Body Of Work

31 March 2015 | 9:12 pm | Paul Ransom

"At once bittersweet and bizarre, it does what dance does best: leaves you in a swoon."

There is a palpable air of expectation in the packed foyer before the show. The word has obviously got out. Last year’s Keir Award-winning choreographer is the new belle du jour. You can almost bank on a letdown. 

But no, for Body Of Work is a triumph of surreal and vulnerable beauty. Textured, unsettling and at times borderline grotesque, it reaches out beyond its intellectual framework and gives us something genuinely affecting. It is, by a mile, the best work thus far in this year’s Dance Massive programme.
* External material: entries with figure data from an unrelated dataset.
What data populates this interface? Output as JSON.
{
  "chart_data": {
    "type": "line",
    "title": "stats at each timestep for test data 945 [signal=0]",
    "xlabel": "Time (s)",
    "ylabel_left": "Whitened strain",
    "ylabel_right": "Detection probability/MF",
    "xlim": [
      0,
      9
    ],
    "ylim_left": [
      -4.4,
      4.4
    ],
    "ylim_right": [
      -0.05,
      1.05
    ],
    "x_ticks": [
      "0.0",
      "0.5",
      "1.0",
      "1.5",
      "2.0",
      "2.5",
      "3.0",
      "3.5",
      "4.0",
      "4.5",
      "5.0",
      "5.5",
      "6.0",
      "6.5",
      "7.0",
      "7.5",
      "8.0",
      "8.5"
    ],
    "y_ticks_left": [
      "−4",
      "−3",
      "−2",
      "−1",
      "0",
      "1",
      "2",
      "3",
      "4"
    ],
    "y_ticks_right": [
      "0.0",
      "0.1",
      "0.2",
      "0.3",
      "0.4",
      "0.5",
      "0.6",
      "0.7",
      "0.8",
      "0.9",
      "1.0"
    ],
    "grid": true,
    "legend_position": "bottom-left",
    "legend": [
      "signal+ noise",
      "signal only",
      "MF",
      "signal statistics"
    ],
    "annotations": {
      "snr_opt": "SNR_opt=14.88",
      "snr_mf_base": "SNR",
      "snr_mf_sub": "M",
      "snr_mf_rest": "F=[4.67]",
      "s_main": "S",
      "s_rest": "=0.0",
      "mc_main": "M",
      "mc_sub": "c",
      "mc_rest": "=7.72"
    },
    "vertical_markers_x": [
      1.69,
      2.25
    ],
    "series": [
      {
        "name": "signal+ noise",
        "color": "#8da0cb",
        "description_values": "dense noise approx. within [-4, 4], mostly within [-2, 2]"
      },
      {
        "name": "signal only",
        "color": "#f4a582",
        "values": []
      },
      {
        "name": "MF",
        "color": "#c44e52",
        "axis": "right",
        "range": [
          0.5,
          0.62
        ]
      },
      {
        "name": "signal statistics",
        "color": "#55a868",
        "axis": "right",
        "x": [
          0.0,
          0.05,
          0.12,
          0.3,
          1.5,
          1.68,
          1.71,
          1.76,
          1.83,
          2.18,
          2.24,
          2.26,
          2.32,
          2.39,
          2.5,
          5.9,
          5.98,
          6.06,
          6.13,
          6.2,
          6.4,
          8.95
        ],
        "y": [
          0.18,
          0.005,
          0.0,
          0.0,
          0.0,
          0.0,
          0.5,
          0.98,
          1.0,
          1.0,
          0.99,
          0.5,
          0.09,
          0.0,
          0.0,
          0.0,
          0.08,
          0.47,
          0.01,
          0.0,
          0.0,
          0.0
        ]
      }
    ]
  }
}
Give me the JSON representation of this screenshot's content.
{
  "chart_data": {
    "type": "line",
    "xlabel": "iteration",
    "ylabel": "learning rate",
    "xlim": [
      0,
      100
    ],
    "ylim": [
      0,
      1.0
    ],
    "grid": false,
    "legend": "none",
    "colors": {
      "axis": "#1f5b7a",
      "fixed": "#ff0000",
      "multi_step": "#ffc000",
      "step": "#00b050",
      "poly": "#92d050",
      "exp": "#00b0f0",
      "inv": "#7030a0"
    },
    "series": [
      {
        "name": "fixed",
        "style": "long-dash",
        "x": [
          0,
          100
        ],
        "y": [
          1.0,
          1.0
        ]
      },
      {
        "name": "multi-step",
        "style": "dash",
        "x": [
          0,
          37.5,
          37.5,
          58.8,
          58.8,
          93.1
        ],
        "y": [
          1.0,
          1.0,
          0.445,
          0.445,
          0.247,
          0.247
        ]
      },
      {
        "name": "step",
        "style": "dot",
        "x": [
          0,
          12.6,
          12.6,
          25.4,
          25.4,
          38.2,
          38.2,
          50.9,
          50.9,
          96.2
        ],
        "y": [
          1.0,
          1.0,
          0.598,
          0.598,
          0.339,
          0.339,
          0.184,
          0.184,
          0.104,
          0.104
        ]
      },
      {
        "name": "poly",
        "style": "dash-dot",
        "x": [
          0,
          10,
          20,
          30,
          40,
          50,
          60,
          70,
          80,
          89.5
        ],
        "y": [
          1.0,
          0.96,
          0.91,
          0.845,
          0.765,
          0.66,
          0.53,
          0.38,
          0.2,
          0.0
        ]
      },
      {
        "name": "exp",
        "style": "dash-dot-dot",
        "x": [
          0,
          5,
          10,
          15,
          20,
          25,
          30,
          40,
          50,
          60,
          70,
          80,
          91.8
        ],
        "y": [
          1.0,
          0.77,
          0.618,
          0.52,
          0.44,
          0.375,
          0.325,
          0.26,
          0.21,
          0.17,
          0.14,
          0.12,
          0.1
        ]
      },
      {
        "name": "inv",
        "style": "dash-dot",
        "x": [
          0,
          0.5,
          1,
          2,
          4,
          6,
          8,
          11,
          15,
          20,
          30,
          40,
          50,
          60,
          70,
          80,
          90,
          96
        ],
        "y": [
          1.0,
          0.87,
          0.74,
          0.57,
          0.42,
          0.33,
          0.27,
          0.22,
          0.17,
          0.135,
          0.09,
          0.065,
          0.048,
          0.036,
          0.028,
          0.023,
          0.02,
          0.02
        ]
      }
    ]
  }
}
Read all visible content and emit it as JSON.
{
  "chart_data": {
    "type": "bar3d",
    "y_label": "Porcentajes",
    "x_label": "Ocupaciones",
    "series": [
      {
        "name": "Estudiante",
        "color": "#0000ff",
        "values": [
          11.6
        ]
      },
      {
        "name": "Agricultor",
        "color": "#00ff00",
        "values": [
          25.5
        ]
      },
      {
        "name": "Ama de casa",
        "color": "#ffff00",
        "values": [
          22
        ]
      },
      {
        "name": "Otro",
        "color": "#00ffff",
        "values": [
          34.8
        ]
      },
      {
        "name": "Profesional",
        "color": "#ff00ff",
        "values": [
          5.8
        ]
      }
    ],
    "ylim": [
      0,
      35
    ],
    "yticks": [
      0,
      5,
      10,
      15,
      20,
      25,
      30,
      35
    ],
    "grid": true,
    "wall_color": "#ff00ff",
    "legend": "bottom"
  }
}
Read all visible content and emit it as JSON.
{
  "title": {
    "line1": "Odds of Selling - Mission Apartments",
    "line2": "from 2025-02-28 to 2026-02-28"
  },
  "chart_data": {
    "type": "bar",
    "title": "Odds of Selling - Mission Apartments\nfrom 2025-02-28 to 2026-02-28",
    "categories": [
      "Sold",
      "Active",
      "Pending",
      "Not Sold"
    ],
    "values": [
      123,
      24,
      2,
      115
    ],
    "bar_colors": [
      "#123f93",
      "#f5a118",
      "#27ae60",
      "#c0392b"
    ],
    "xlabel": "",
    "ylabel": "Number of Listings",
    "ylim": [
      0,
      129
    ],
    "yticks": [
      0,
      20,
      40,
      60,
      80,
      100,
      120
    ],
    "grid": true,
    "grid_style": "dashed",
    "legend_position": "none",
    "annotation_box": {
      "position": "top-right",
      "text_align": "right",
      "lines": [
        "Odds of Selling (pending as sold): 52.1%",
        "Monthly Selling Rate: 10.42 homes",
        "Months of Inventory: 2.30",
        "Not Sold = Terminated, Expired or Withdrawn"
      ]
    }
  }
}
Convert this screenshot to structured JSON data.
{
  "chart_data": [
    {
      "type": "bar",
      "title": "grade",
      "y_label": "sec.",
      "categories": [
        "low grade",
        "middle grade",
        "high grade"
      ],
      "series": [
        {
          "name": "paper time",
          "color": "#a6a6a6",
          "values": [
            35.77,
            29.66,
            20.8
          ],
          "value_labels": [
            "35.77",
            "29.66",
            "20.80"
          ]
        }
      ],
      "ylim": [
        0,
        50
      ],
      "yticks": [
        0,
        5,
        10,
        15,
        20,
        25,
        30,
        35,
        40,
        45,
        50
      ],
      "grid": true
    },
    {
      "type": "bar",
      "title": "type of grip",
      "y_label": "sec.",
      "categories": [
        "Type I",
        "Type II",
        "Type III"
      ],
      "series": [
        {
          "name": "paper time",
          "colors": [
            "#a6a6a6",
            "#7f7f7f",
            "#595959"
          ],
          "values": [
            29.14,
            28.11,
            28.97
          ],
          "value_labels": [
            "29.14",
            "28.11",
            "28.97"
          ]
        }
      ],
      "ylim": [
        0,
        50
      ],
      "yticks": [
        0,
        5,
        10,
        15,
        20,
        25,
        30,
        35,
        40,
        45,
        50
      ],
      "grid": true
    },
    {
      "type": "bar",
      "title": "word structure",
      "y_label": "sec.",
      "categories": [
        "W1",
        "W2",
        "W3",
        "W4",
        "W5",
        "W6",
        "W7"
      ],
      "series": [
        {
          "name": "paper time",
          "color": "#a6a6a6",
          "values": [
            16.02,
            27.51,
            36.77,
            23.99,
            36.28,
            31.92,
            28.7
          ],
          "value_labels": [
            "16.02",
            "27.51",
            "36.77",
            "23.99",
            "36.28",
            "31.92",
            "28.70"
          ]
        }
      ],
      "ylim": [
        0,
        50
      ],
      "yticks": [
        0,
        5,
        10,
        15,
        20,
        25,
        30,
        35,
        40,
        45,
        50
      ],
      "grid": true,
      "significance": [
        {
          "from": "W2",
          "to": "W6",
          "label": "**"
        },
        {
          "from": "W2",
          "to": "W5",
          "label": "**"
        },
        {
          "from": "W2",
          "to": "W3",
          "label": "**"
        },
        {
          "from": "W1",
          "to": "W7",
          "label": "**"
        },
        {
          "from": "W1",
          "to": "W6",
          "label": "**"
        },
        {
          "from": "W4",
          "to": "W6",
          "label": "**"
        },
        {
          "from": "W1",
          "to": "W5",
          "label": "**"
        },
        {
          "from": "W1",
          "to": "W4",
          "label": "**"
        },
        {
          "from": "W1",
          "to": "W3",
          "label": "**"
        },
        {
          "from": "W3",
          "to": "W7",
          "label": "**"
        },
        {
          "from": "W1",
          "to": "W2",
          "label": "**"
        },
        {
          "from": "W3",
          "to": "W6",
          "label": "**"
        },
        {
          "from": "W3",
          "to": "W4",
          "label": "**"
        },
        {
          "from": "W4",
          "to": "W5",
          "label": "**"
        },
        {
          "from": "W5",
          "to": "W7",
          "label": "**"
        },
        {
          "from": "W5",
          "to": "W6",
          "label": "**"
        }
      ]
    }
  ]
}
If we were being harsh, we could say that Atlanta Eke relies too heavily on the video wizardry of Hana Miller and Jacob Perkins to produce the haunting, Lynch-like strangeness of the work. We might even suggest that much of the piece’s emotional power comes from Daniel Jenatsch’s brooding accompaniment. However, that would be to unfairly discount Eke’s brutal and unrelenting creativity and to ignore the gutsy brittleness she so openly displays.

For all of its sci-fi strangeness, Body Of Work is, above all else, brave enough to be beautiful. It is a trance of broken beseeching. As though someone were reaching out for an anchor point in a universe entirely composed of shifting, ambiguous realities. At once bittersweet and bizarre, it does what dance does best: leaves you in a swoon.